Quantitative anaylsis of cl- ion is often performed by a titration with silver nitrate, using sodium chromate as an indicator. As standardized AgNo3 is addded, both white AgCl and red Ag2CrO4 precipitate, but so long as some cl- remains, the Ag2CrO4 dissovles as the mixgture is stirred, When the red color is permanent, the equivalence point has been reached.
a) calculate the equilibrium constant for the reaction:
2AgCl +CrO4=Ag2CrO4 +2Cl-
b)if 36.00cm^3 of 0.2200 m NaCl is mixed with 36.00cm^3 of 0.2200 m AgNO3, what is the concentration of Ag remaining in the solution?
For a), use Hess' Law.
AgCl(s) ==> Ag^+ + Cl^-
Ag2CrO4(s) ==> 2Ag^+ + CrO4^-2
b)Since these are equal amounts of NaCl and AgNO3, this will be a saturated solution of AgCl(s) and the solubility is governed by the Ksp for AgCl.
AgCl ==> Ag^+ + Cl^-
Ksp = (Ag^+)(Cl^-)
Set up an ICE chart and solve for Ag^+/
Post your work if you get stuck.
i don't understand how and why you use Hess's law to find the equilbiruim constant
I will number the equations.
1) AgCl --> Ag^+ + Cl^- Ksp = ??
2)Ag2CrO4 ==> 2Ag^+ + CrO4^-2 Ksp = ??
Technically, I may not have named it right. Perhaps I should have said in a Hess' Law process.

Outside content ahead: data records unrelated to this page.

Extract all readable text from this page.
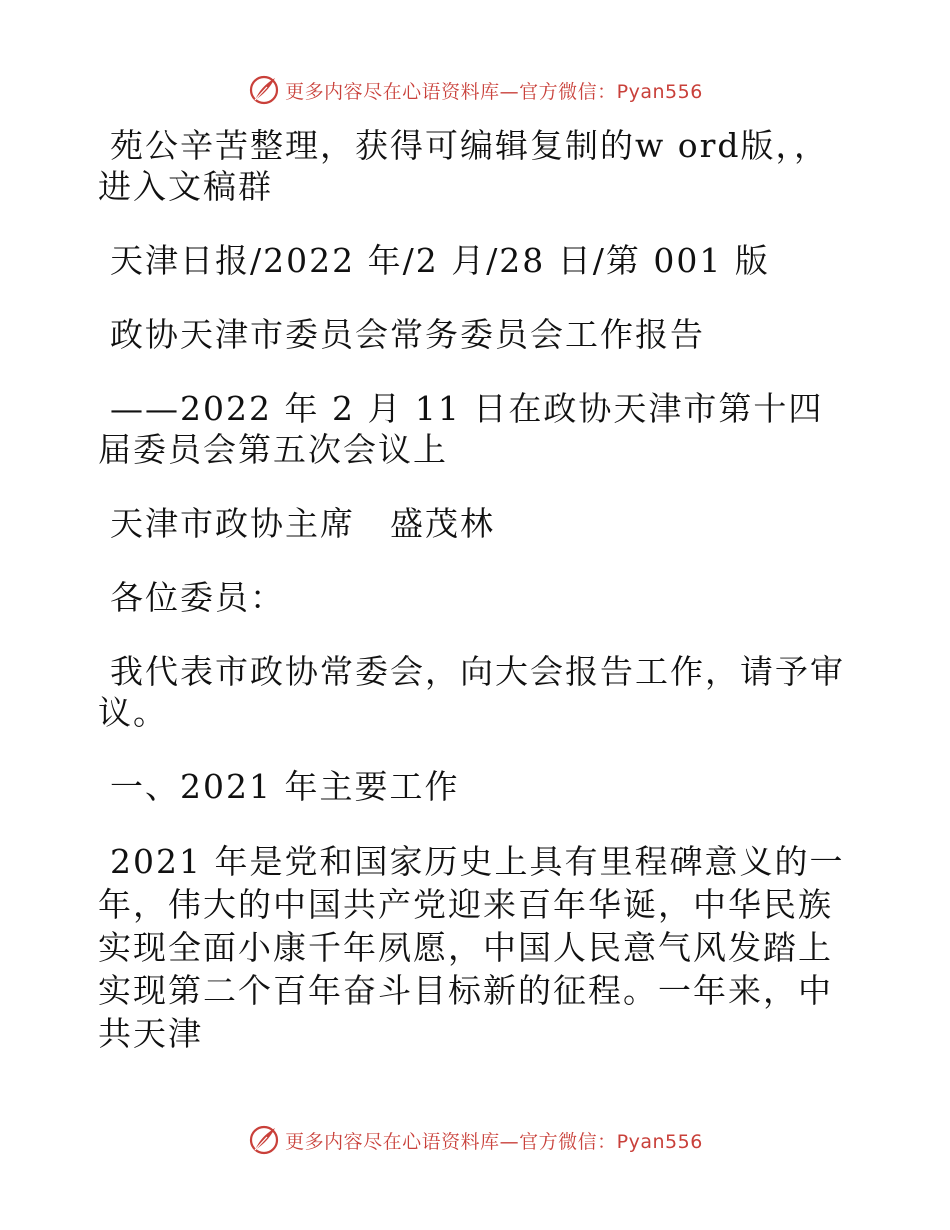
更多内容尽在心语资料库—官方微信：Pyan556

苑公辛苦整理，获得可编辑复制的w ord版，，进入文稿群

天津日报/2022 年/2 月/28 日/第 001 版

政协天津市委员会常务委员会工作报告

——2022 年 2 月 11 日在政协天津市第十四届委员会第五次会议上

天津市政协主席　盛茂林

各位委员：

我代表市政协常委会，向大会报告工作，请予审议。

一、2021 年主要工作

2021 年是党和国家历史上具有里程碑意义的一年，伟大的中国共产党迎来百年华诞，中华民族实现全面小康千年夙愿，中国人民意气风发踏上实现第二个百年奋斗目标新的征程。一年来，中共天津

更多内容尽在心语资料库—官方微信：Pyan556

Multilply equation 1 by 2 (which will make Ksp for AgCl squared.
Reverse equation 2 (which will mean the reciprocal of Ksp for Ag2CrO4. Then add the resulting two equations to obtain the equation the questions asks for, then Keq (what the problem wants) will be K^2(AgCl)*(1/K(Ag2CrO4).
i got part a right but i tried part b and i got an answer of 1.34 x 10^-5 but it was wrong
a) To calculate the equilibrium constant for the reaction, you need to use the balanced chemical equation:
2AgCl + CrO4^2- = Ag2CrO4 + 2Cl-
The equilibrium constant expression for this reaction is:
Kc = [Ag2CrO4][Cl-]^2 / [AgCl]^2[CrO4^2-]

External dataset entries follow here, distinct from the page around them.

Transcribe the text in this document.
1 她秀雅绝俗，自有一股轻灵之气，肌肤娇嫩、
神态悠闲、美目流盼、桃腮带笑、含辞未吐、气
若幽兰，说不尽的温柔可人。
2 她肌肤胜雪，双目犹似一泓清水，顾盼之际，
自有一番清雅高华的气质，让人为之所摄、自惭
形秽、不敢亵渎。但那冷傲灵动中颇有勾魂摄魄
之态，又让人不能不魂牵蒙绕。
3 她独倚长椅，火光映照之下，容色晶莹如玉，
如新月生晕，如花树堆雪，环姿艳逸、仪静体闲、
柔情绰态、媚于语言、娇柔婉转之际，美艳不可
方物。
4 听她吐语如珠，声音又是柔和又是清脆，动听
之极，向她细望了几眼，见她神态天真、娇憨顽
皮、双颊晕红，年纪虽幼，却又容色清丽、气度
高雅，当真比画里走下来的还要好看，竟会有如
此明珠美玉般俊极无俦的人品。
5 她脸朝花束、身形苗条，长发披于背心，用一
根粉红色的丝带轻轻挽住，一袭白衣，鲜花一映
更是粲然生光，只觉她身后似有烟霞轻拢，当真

We can determine the equilibrium constant by using the concentrations at a specific point during the titration. At the equivalence point, the concentration of AgCl is zero since all of it has reacted. Therefore, the equilibrium constant expression simplifies to:
Kc = [Ag2CrO4][Cl-]^2
b) To calculate the concentration of Ag remaining in the solution, we need to use the stoichiometry of the reaction and the volumes and concentrations of the reactants.
Given:
Volume of NaCl solution (V1) = 36.00 cm^3
Concentration of NaCl solution (C1) = 0.2200 M
Volume of AgNO3 solution (V2) = 36.00 cm^3
Concentration of AgNO3 solution (C2) = 0.2200 M
First, we need to determine the number of moles of Cl- present in the NaCl solution. Using the formula:
moles of Cl- = concentration of NaCl × volume of NaCl solution
moles of Cl- = 0.2200 M × 0.03600 L
moles of Cl- = 0.00792 mol
Since the stoichiometry of the reaction is 2 moles of Cl- : 1 mole of Ag, the number of moles of Ag consumed is half the number of moles of Cl-:
moles of Ag consumed = 0.00792 mol / 2
moles of Ag consumed = 0.00396 mol
Now, we need to determine the final volume of the solution after mixing:
Final volume (Vf) = V1 + V2
Final volume (Vf) = 36.00 cm^3 + 36.00 cm^3
Final volume (Vf) = 72.00 cm^3
Next, we can calculate the concentration of Ag remaining in the solution using the formula:
concentration of Ag remaining = moles of Ag remaining / final volume
moles of Ag remaining = moles of Ag initially - moles of Ag consumed
moles of Ag remaining = (C2 × V2) - moles of Ag consumed
moles of Ag remaining = (0.2200 M × 0.03600 L) - 0.00396 mol
moles of Ag remaining = 0.00792 mol - 0.00396 mol
moles of Ag remaining = 0.00396 mol
concentration of Ag remaining = 0.00396 mol / 0.07200 L
concentration of Ag remaining = 0.055 M
Therefore, the concentration of Ag remaining in the solution is 0.055 M.